After Michael Wolff’s unflattering book about the Trump White House was published, the Media Research Center fired off a fusillade of posts denouncing it. By contrast, a book written by an employee of the MRC’s favorite TV channel, Fox News, got a much more favorable reception.
In a Jan. 24 post, the MRC’s Tim Graham cheerfully touts Howard Kurtz’s book “Media Madness” and his claim that reporting critical of President Trump has “radicalized” him. Graham did not raise the question of why eight years of anti-Obama reporting and commentary at Fox News somehow did not “radicalize” Kurtz.
Graham did note that New York Times reporter Jonathan Martin challenged a claim Kurtz made about him in the book, then framed the possible false claim as just desserts:
How many times have anonymous sources said ridiculous things that Trump thinks are “fake news”? But the New York Times and The Washington Post think their anonymous digs at the president are what keeps “democracy out of darkness.” A spokesman for Regnery, which published the book, said the publisher and author “absolutely stand by everything reported in the book.”
Graham didn’t identify Kurtz as a conservative, nor did he point out that Kurtz’s publisher, Regnery, is in the business of publishing conservative books.
And the book can certainly be criticized; Mediaite’s Lloyd Grove points out that the book does have decided pro-Trump slant, that Kurtz is apparently close enough to Trump that the president calls him “Howie,” and that Kurtz never bothered to talk to most of the journalists he spends his book attacking.
A few days later, Graham attacked Washington Post media writer Margaret Sullivan for doing what he wouldn’t — acknowledge that Kurtz and his employer have a definite bias:
Washington Post media columnist Margaret Sullivan unleashed a personal attack on Fox News host Howard Kurtz in a Sunday book review at the most transparent “Pot, meet kettle” level of criticism. She attacked Kurtz as an insincere creature of Fox News and as a tool of White House adviser Kellyanne Conway. Dear Margaret: Has your column ever boldly attacked The Washington Post, or strayed from its everyday spin?
[…]She writes “Kurtz’s allegiance to his masters at Fox News is evident right from the start, when he offers something I never thought possible: a heartfelt defense of Kellyanne Conway’s coining of the infamous phrase ‘alternative facts’…He takes Conway’s side (as he does so often and so sympathetically that you may be tempetted to look for a Conway co-author’s credit)….”
The headline on B-5 of the Sunday Outlook section even bluntly accuses “Did Kellyanne Conway ghostwrite this book?”

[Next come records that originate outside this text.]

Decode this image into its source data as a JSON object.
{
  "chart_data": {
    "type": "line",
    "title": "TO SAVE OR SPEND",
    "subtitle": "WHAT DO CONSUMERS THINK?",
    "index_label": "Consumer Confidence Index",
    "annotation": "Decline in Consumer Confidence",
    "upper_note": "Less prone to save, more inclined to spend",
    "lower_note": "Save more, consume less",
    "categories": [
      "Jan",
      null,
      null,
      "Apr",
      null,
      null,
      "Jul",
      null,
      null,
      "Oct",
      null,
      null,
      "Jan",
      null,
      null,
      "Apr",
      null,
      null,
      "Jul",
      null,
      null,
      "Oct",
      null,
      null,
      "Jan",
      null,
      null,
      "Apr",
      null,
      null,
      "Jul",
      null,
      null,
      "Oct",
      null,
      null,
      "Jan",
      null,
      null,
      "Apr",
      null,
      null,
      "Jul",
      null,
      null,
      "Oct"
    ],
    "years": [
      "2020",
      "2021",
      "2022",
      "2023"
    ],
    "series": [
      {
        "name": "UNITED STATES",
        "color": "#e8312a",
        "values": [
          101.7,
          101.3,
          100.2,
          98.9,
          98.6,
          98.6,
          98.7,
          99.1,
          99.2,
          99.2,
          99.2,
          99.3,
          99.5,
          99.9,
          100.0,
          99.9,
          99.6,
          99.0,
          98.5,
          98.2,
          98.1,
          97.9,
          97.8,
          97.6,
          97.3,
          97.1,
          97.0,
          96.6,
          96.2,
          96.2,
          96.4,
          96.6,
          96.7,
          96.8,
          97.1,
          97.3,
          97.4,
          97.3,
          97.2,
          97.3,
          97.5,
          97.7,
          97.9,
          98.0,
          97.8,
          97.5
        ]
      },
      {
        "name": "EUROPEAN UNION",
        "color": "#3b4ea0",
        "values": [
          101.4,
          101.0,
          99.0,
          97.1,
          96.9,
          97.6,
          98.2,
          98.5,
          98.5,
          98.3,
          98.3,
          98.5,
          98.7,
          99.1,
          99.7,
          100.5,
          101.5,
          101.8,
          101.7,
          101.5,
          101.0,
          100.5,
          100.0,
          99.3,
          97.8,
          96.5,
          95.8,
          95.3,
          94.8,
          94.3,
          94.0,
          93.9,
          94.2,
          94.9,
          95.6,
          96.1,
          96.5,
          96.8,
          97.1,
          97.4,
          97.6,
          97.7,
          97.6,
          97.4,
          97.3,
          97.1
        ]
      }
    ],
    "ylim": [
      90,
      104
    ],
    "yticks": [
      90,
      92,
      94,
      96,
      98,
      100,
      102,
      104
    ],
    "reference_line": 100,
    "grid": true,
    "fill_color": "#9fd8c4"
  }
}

If she hadn’t kicked Kurtz in the shins enough, Sullivan repeats her thesis near the end: “Overall, you can best understand Media Madness by considering the source: Despite his long history in journalism, Kurtz is a creature of Fox News now, as the host of a show called Media Buzz.”
It’s a shocking personal attack on Kurtz, and self-refuting in that Margaret does it while at the same time kissing up to the man who hired her at The Washington Post, with the apparent task of defending the liberal media at their most aggressively liberal: “For the most part, though, they (the media) are trying to cover him, not take him down. (As Post editor Martin Baron put it, ‘We’re not at war. We’re at work.’)”
[…]Liberals like Baron (and his admiring employee Margaret Sullivan) think journalism and liberalism are the same thing. Sullivan concluded: “Although Kurtz emphasizes he is a journalist, through and through, with printers’ ink running through his veins, Media Madness clearly is meant to reinforce Fox Nation’s disdain for legitimate journalists who are trying to hold a norm-busting president accountable.”
In his book, Kurtz offers an entirely different conclusion on who is busting norms: “A common refrain among Trump’s antagonists in the press is that they must resist normalizing his presidency. But in the process, they have abnormalized journalism.”
Pointing out the indisputable fact that Kurtz is toeing the pro-Trump party line of his employer in his book is a “shocking personal attack” on him? Maybe Graham should just rename the MRC — which uses much harsher language against the people it hates — the Shocking Personal Attack Center.